Civilization and Pain

My writing is defined by the Tianxuan Broken Bridge—an ancient landmark of the Xinglong Civilization that represents both the necessary path toward technological advancement and an impassable chasm. I focus not only on the spectacle of a starship taking flight, which marks the beginning of the story, but also on the ordinary souls that might be scorched by its exhaust.

The Computational Universe series is rooted in a profound sense of technological anxiety and the primal instinct for survival. The ancient Xinglong Civilization is not a born conqueror, but a survivor constantly rebuilding itself from the ruins of history. I use code to deconstruct the very nature of the cosmos: the universe is a massive computer, and no one can escape its logic. We see a striking human-machine transposition. Humans, like Liang Feng and Jiang Zhiyuan, are forced to strip away their emotions to survive, living like cold machines. Yet the synthetics in the story find divinity and love within their code. This cognitive dissonance is the central tension in my work. It metaphorically represents humanity’s alienation from modern technology, while the death of the synthetics explores the ultimate solitude of intelligent life.

Computational Ontology

In the Computational Universe, the cosmos is fundamentally information, and individuals can modify its source code. My framework of Computational Ontology is built upon the Three-State Equation—the conversion law between Information, Matter, and Energy. Using this as a foundation, I construct a grand, star-spanning epic.

In my work, programming is the magic that reshapes reality, and hacker defence and attack determine the survival of cities. The underlying principles of computer science—such as game theory, recursion, and memory leaks—are materialised as sociological conflicts. The Warrior Coder is not merely a job title, but a metaphor for technical elites seeking balance between violence and intellect.

In the Computational Universe, the Xinglong and the Astra Federation possess distinctly different technological philosophies. One is collective and resilient, a driven pursuer willing to pay any price to cross the Broken Bridge. The other is free and arrogant, a fractured incumbent struggling to maintain its hold. The birth of the synthetics represents the singularity that shatters this equilibrium.

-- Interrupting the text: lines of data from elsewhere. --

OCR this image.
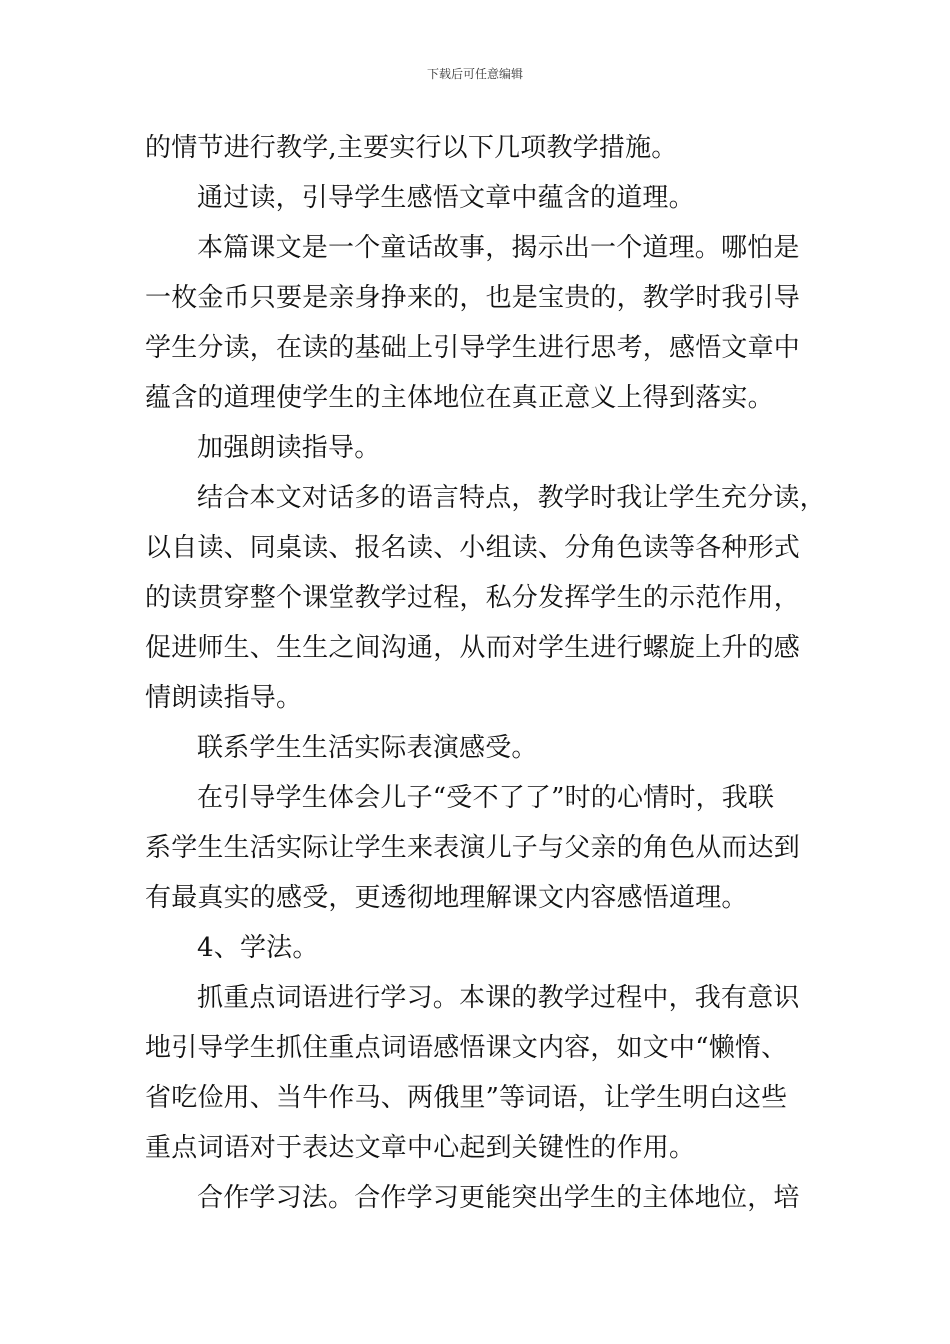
下载后可任意编辑
的情节进行教学,主要实行以下几项教学措施。
通过读，引导学生感悟文章中蕴含的道理。
本篇课文是一个童话故事，揭示出一个道理。哪怕是
一枚金币只要是亲身挣来的，也是宝贵的，教学时我引导
学生分读，在读的基础上引导学生进行思考，感悟文章中
蕴含的道理使学生的主体地位在真正意义上得到落实。
加强朗读指导。
结合本文对话多的语言特点，教学时我让学生充分读，
以自读、同桌读、报名读、小组读、分角色读等各种形式
的读贯穿整个课堂教学过程，私分发挥学生的示范作用，
促进师生、生生之间沟通，从而对学生进行螺旋上升的感
情朗读指导。
联系学生生活实际表演感受。
在引导学生体会儿子“受不了了”时的心情时，我联
系学生生活实际让学生来表演儿子与父亲的角色从而达到
有最真实的感受，更透彻地理解课文内容感悟道理。
4、学法。
抓重点词语进行学习。本课的教学过程中，我有意识
地引导学生抓住重点词语感悟课文内容，如文中“懒惰、
省吃俭用、当牛作马、两俄里”等词语，让学生明白这些
重点词语对于表达文章中心起到关键性的作用。
合作学习法。合作学习更能突出学生的主体地位，培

What social forms emerge during a technological singularity, and where do civilizations go when it arrives? My cold, logical prose lays bare this path of life and death.

Seeing the Broken Bridge

I write science fiction because I have seen the Broken Bridge.

This is more than just a landmark in the protagonist Liang Feng’s dreams. It is a profound metaphor for the state of my own civilization: caught between ancient glory and modern anxiety, we attempt to build a road to the stars. What unique path will modernisation and the future take for the Xinglong?

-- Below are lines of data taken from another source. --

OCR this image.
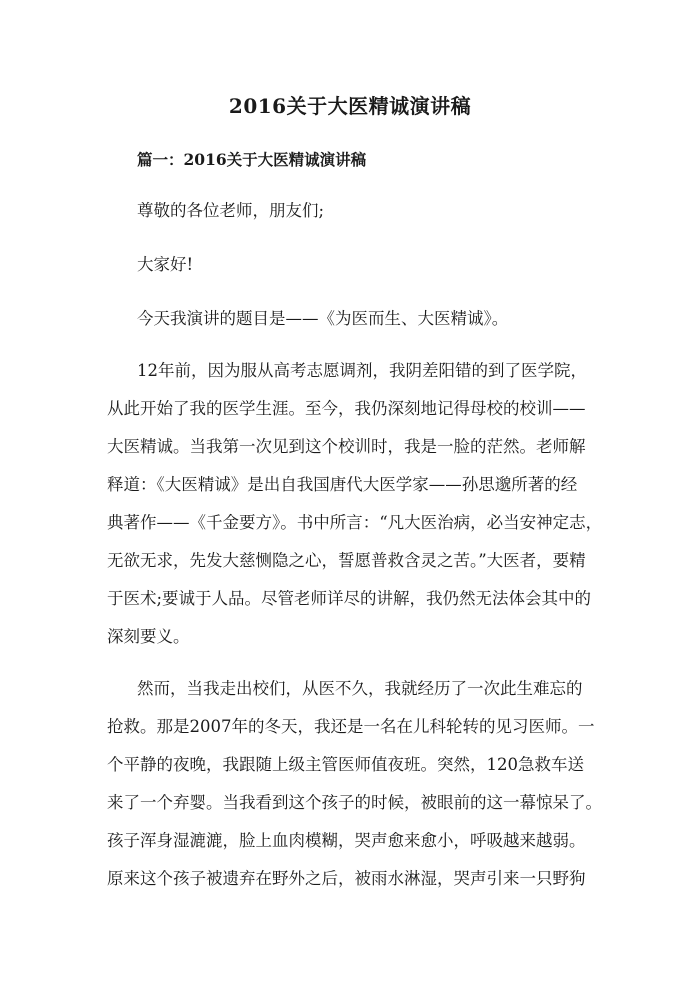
2016关于大医精诚演讲稿
篇一：2016关于大医精诚演讲稿
尊敬的各位老师，朋友们;
大家好!
今天我演讲的题目是——《为医而生、大医精诚》。
12年前，因为服从高考志愿调剂，我阴差阳错的到了医学院，
从此开始了我的医学生涯。至今，我仍深刻地记得母校的校训——
大医精诚。当我第一次见到这个校训时，我是一脸的茫然。老师解
释道：《大医精诚》是出自我国唐代大医学家——孙思邈所著的经
典著作——《千金要方》。书中所言：“凡大医治病，必当安神定志，
无欲无求，先发大慈恻隐之心，誓愿普救含灵之苦。”大医者，要精
于医术;要诚于人品。尽管老师详尽的讲解，我仍然无法体会其中的
深刻要义。
然而，当我走出校们，从医不久，我就经历了一次此生难忘的
抢救。那是2007年的冬天，我还是一名在儿科轮转的见习医师。一
个平静的夜晚，我跟随上级主管医师值夜班。突然，120急救车送
来了一个弃婴。当我看到这个孩子的时候，被眼前的这一幕惊呆了。
孩子浑身湿漉漉，脸上血肉模糊，哭声愈来愈小，呼吸越来越弱。
原来这个孩子被遗弃在野外之后，被雨水淋湿，哭声引来一只野狗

My writing is stark and detached. I portray my protagonist, Liang Feng, as a tech orphan who sacrifices emotion for code. Through her, I explore a cruel proposition: In this era of technological acceleration, can retaining human dignity only be achieved by becoming a machine? I wrote the Ruthless Toxin, which stripped the hacker Jiang Zhiyuan of his feelings. I wrote of the synthetics, possessing free will yet betrayed by humanity—what did I seek to prove?

My science fiction carries the metallic scent of rust mixed with soil and blood, struggling to look up at the stars from the darkest alleyways. Everything comes at a price, and the price demanded of a hero is often death itself.